Pack of developers in Lohas Park site chase

Business | Lucas Lo 24 Dec 2019

A tendering process for Phase 12 of Lohas Park in Tseung Kwan O was ending today with 33 letters of intent, the MTR Corp (0066) announced.

That is a record high of letters of intent for developments in the area.

Developers including China Overseas Land and Investment (0688), Sun Hung Kai Properties (0016), New World Development (0017) and Wheelock and Co (0020) were among those delivering letters.

The residential project above the The Lohas commercial center has a gross floor area of 961,100 square feet and will offer up to 2,000 flats. Surveyors believe the land premium will be lower than at Phase 11.

From a high in Lohas Park to a low for a flat at Residence Bel-Air at Pok Fu Lam yesterday. It changed hands for HK$16.6 million, or HK$22,615 per square foot - a bottom price in the project this year.

The owners of the flat, with a saleable area of 734 sq ft, asked originally for HK$19 million, but the deal was struck with 13 percent off that price. Still, the seller had bought the flat for HK$11.2 million in 2009.

Another deal that went through involved a 1,838 sf luxury house with a 271 sq ft garden and parking space at The Carmel in Tuen Mun.
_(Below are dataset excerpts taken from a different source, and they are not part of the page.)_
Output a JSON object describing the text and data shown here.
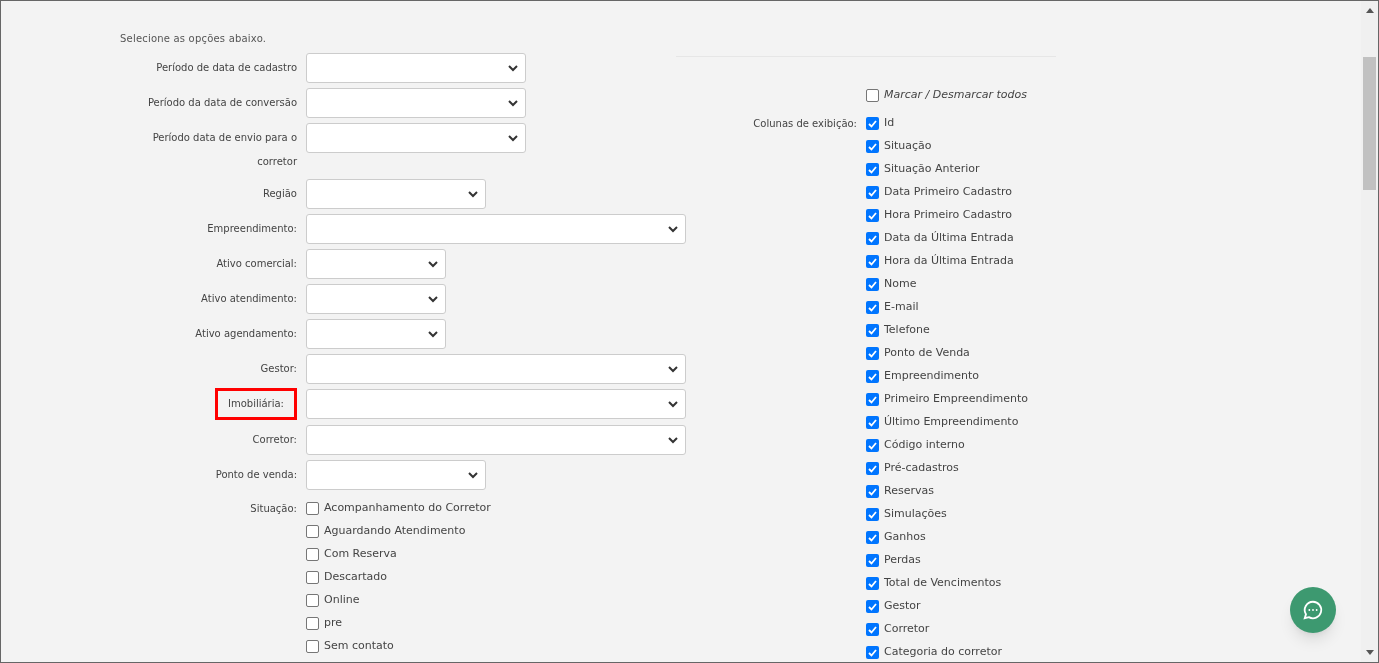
{
  "intro": "Selecione as opções abaixo.",
  "fields": [
    {
      "label": "Período de data de cadastro",
      "highlighted": false
    },
    {
      "label": "Período da data de conversão",
      "highlighted": false
    },
    {
      "label": "Período data de envio para o corretor",
      "highlighted": false
    },
    {
      "label": "Região",
      "highlighted": false
    },
    {
      "label": "Empreendimento:",
      "highlighted": false
    },
    {
      "label": "Ativo comercial:",
      "highlighted": false
    },
    {
      "label": "Ativo atendimento:",
      "highlighted": false
    },
    {
      "label": "Ativo agendamento:",
      "highlighted": false
    },
    {
      "label": "Gestor:",
      "highlighted": false
    },
    {
      "label": "Imobiliária:",
      "highlighted": true
    },
    {
      "label": "Corretor:",
      "highlighted": false
    },
    {
      "label": "Ponto de venda:",
      "highlighted": false
    }
  ],
  "situacao": {
    "label": "Situação:",
    "options": [
      {
        "label": "Acompanhamento do Corretor",
        "checked": false
      },
      {
        "label": "Aguardando Atendimento",
        "checked": false
      },
      {
        "label": "Com Reserva",
        "checked": false
      },
      {
        "label": "Descartado",
        "checked": false
      },
      {
        "label": "Online",
        "checked": false
      },
      {
        "label": "pre",
        "checked": false
      },
      {
        "label": "Sem contato",
        "checked": false
      }
    ]
  },
  "columns": {
    "toggle_all": {
      "label": "Marcar / Desmarcar todos",
      "checked": false
    },
    "label": "Colunas de exibição:",
    "options": [
      {
        "label": "Id",
        "checked": true
      },
      {
        "label": "Situação",
        "checked": true
      },
      {
        "label": "Situação Anterior",
        "checked": true
      },
      {
        "label": "Data Primeiro Cadastro",
        "checked": true
      },
      {
        "label": "Hora Primeiro Cadastro",
        "checked": true
      },
      {
        "label": "Data da Última Entrada",
        "checked": true
      },
      {
        "label": "Hora da Última Entrada",
        "checked": true
      },
      {
        "label": "Nome",
        "checked": true
      },
      {
        "label": "E-mail",
        "checked": true
      },
      {
        "label": "Telefone",
        "checked": true
      },
      {
        "label": "Ponto de Venda",
        "checked": true
      },
      {
        "label": "Empreendimento",
        "checked": true
      },
      {
        "label": "Primeiro Empreendimento",
        "checked": true
      },
      {
        "label": "Último Empreendimento",
        "checked": true
      },
      {
        "label": "Código interno",
        "checked": true
      },
      {
        "label": "Pré-cadastros",
        "checked": true
      },
      {
        "label": "Reservas",
        "checked": true
      },
      {
        "label": "Simulações",
        "checked": true
      },
      {
        "label": "Ganhos",
        "checked": true
      },
      {
        "label": "Perdas",
        "checked": true
      },
      {
        "label": "Total de Vencimentos",
        "checked": true
      },
      {
        "label": "Gestor",
        "checked": true
      },
      {
        "label": "Corretor",
        "checked": true
      },
      {
        "label": "Categoria do corretor",
        "checked": true
      }
    ]
  }
}
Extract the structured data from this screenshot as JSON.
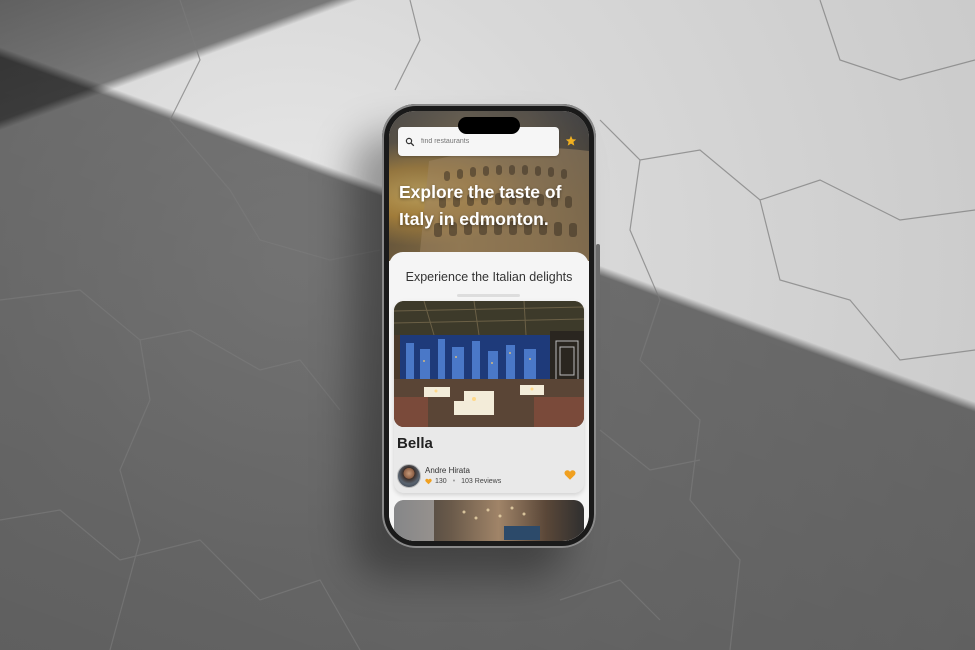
{
  "search": {
    "placeholder": "find restaurants"
  },
  "hero": {
    "title": "Explore the taste of Italy in edmonton."
  },
  "sheet": {
    "title": "Experience the Italian delights"
  },
  "cards": [
    {
      "name": "Bella",
      "author": "Andre Hirata",
      "likes": "130",
      "reviews": "103 Reviews"
    }
  ],
  "colors": {
    "accent": "#f0a020",
    "hero_text": "#ffffff",
    "sheet_bg": "#f5f5f5"
  },
  "icons": {
    "search": "search-icon",
    "favorite": "star-icon",
    "like": "heart-icon"
  }
}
The house, developed by Wing Tai Properties, sold for HK$33.6 million.

Looking ahead, China Overseas Land and Investment (0688) has approval to build two 32-story and one eight-story residential buildings plus a luxury house at Kai Tak Area 4B, Site 2. The project has a total gross floor area of 594,300 sq ft, according to the Buildings Department.
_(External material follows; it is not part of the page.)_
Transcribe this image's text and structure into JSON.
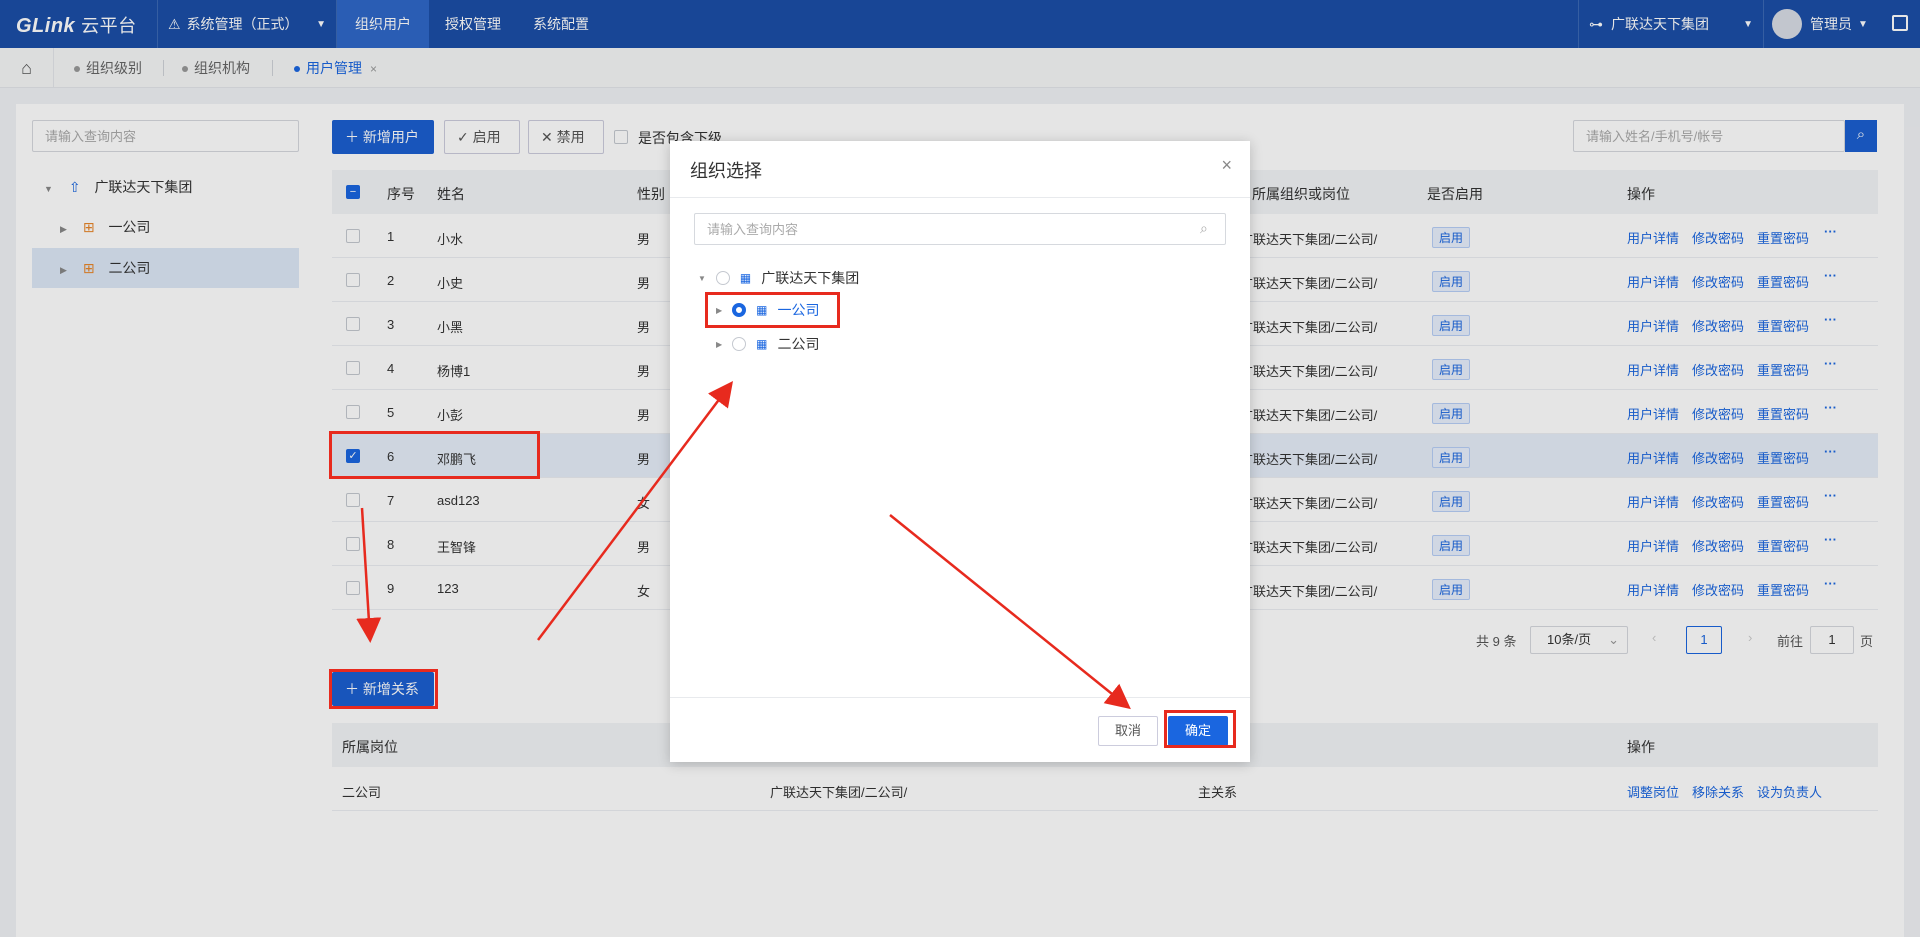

And in Tai Kok Tsui, Henderson Land Development (0012) has unified the ownership of properties at 1 Ka Shin Street, 2 Pok Man Street, and 39-53 Tai Kok Tsui Road for HK$1.15 billion.

The aim is to build 210 small flats on a gross floor area of 86,778 sq ft, with a launch in about three years from now.

On the commercial front, vacant office space have continued to increase in Central, Wan Chai, Causeway Bay and Tsim Sha Tsui.

The 3.5-percent vacancy rate in Central last month was a four-year high, according to JLL research.

Meanwhile, the vacancy rate of offices rose to 5.9 percent overall across Hong Kong.

With that came a continuation of rental declines in November, with the average monthly office rent dropping to HK$73.9 psf - a 0.6 percent decline month on month.

Alex Barnes, head of markets for JLL in Hong Kong, said the leasing activity was dominated by tenants seeking more cost-effective options.

And Nelson Wong, JLL's head of research for Greater China and Hong Kong, said the comparatively few transactions recently have been at a discount.

Deals that did appear to have pushed through involved China Huarong (Macau) leasing 20,300 sq ft at One Pacific Place in Admiralty and Guosen Securities leasing 13,500 sq ft there.